Ik was op de MMS terecht gekomen met een gymnasiumadvies, maar het gymnasium was binnen mijn familie en ook qua afstand in die tijd een brug te ver, zeker voor een meisje.

Hoewel het allemaal wat aan de makkelijke kant was voor me, was het pakket me inhoudelijk op het lijf geschreven. Ik was een talenkind en hoewel ik beslist niet dol was op de exacte vakken, vond ik ook de rest prima te doen. Na Nederlands deed ik Frans het liefste, niet in de laatste plaats dankzij mijn docent, de heer Van Dijk, die boeiend les gaf, super aardig was en voorliep op zijn tijd. Hij organiseerde tot onze vreugde een reis naar Parijs voor ons en liet ons zijn geliefde taal oefenen met toneelstukjes, wat in die tijd nog zeer uitzonderlijk was. Van het exemplaar waarin ik de moeder van de zieke Jean mocht spelen, herinner ik me na vijftig jaar van beide rollen het begin nog woordelijk: “Jean, es tu malade, tu es si pale…?” (Jean, ben je ziek, je ziet zo bleek?)

Natuurlijk moesten ook wij boeken lezen voor ons eindexamen en hoewel het  aantal bij vier talen er niet om loog, deed ik ook dat niet met tegenzin. Voor de vaste paradepaardjes, waar tig uittreksels van in omloop waren, trok ik mijn neus op. Ik wilde originele boeken lezen en die uittreksels maakte ik zelf wel. Zelf maken betekende in die tijd ook echt zelf maken, want internet bestond nog niet en in onze stadsbibliotheek was nauwelijks wat te vinden.

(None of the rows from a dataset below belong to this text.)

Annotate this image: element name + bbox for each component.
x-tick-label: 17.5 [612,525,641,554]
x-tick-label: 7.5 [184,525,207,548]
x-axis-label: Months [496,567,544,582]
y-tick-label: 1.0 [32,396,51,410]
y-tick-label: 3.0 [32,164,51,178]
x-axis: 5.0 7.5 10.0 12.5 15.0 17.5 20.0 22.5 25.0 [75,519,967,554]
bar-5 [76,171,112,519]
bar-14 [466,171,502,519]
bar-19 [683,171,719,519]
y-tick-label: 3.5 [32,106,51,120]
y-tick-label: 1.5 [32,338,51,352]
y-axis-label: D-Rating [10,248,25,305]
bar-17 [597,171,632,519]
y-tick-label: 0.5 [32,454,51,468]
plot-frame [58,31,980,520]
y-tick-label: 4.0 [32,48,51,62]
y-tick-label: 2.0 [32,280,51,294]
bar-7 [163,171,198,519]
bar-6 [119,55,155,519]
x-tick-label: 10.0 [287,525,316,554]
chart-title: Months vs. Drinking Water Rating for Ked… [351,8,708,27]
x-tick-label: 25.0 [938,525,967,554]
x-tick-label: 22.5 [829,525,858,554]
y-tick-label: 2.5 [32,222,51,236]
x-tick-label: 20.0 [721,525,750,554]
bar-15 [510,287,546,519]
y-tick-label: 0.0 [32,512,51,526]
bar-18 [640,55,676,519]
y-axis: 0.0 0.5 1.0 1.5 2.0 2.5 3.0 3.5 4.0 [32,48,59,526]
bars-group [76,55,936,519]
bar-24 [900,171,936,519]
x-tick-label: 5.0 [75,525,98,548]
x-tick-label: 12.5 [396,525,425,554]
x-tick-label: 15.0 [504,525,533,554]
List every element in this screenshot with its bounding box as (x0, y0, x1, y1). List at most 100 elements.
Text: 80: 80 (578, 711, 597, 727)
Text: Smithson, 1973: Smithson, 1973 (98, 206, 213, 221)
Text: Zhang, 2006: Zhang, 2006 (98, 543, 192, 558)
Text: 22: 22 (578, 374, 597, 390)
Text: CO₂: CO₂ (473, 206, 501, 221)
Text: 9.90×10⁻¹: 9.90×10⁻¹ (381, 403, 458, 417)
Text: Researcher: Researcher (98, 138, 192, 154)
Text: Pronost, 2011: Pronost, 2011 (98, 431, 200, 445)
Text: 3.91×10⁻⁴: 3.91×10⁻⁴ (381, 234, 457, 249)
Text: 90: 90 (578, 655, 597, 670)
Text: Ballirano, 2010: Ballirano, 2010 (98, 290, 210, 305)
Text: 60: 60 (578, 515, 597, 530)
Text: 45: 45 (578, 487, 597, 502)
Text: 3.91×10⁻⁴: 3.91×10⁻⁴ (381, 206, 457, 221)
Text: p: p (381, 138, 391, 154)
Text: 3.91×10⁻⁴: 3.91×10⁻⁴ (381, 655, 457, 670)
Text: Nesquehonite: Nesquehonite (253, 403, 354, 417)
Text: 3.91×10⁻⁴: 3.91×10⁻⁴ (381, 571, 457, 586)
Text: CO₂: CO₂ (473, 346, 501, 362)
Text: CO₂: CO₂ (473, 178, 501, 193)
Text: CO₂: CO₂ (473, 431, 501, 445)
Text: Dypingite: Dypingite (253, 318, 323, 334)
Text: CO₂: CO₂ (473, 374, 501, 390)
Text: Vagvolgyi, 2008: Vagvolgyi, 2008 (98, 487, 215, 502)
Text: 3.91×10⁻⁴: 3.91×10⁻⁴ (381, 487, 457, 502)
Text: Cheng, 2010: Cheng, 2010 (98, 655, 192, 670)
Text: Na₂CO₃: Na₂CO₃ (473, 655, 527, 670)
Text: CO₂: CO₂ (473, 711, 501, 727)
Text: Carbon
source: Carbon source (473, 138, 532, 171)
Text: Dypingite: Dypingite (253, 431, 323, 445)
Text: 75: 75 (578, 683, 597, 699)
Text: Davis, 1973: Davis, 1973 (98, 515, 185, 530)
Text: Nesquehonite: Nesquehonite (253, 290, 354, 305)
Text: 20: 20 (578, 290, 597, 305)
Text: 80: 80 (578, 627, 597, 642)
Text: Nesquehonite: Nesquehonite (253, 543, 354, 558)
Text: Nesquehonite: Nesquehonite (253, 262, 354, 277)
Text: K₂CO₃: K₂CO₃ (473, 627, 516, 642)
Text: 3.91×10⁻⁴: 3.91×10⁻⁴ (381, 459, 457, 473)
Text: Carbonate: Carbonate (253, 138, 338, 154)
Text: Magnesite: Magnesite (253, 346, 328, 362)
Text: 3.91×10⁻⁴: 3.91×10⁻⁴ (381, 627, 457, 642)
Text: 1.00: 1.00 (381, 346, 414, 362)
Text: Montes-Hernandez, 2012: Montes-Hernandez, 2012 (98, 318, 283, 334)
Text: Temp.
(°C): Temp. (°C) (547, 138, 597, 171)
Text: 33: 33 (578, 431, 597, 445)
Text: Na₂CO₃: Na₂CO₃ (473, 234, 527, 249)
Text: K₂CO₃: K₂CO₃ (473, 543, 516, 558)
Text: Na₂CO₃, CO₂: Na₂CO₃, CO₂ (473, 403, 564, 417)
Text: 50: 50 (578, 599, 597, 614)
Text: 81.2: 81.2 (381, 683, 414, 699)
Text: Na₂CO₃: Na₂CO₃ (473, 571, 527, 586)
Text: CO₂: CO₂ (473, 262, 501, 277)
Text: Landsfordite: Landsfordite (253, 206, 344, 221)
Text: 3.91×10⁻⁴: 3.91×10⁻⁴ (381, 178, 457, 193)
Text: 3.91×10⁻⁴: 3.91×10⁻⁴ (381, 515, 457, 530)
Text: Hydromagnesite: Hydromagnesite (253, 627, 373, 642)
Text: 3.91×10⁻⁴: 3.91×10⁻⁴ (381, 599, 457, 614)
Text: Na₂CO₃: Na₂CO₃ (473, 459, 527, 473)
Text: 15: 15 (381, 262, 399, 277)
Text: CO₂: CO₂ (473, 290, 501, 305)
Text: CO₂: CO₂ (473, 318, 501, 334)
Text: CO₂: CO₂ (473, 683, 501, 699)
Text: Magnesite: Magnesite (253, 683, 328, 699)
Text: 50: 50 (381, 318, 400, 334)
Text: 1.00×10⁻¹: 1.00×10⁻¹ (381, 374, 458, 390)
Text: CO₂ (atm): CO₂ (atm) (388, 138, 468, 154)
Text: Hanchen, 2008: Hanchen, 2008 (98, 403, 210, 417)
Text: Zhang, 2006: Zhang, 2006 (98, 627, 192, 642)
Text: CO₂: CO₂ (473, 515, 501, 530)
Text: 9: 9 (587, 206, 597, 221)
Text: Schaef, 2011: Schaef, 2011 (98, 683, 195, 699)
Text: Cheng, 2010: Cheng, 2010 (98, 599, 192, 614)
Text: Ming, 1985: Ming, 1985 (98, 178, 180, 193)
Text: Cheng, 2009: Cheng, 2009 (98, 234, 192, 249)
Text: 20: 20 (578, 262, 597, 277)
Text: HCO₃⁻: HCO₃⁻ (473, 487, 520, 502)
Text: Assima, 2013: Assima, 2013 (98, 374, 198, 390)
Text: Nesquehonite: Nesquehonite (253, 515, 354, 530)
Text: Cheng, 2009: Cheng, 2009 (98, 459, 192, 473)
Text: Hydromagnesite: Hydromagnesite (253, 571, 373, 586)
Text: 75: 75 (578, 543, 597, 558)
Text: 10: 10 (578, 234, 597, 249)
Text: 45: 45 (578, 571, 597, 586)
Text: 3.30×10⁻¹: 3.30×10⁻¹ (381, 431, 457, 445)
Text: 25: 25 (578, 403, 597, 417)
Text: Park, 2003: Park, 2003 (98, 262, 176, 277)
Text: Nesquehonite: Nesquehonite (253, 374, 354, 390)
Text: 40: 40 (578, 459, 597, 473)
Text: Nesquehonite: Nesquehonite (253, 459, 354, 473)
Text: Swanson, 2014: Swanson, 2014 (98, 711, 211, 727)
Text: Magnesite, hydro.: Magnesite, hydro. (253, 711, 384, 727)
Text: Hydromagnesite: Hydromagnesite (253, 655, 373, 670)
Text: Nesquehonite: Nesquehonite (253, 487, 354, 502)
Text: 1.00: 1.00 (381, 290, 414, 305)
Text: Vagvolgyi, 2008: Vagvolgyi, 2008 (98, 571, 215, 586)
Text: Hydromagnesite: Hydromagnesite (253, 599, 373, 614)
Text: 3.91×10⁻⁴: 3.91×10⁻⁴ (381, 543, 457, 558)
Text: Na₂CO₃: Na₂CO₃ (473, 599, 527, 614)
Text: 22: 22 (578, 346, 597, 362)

Zo las ik ook “Candide, où l’optimisme” (1759) van de grote Franse schrijver en filosoof,  Voltaire. Toen ik pas samenvattingen op internet raadpleegde om de inhoud ervan op te halen, zag ik, dat de meeste leerlingen het tegenwoordig in een Nederlandse vertaling lezen. Die was in mijn tijd niet eens beschikbaar, dus ik las het boek in het Frans, zoals dat volgens mij ook hoort, als je examen doet in dat vak.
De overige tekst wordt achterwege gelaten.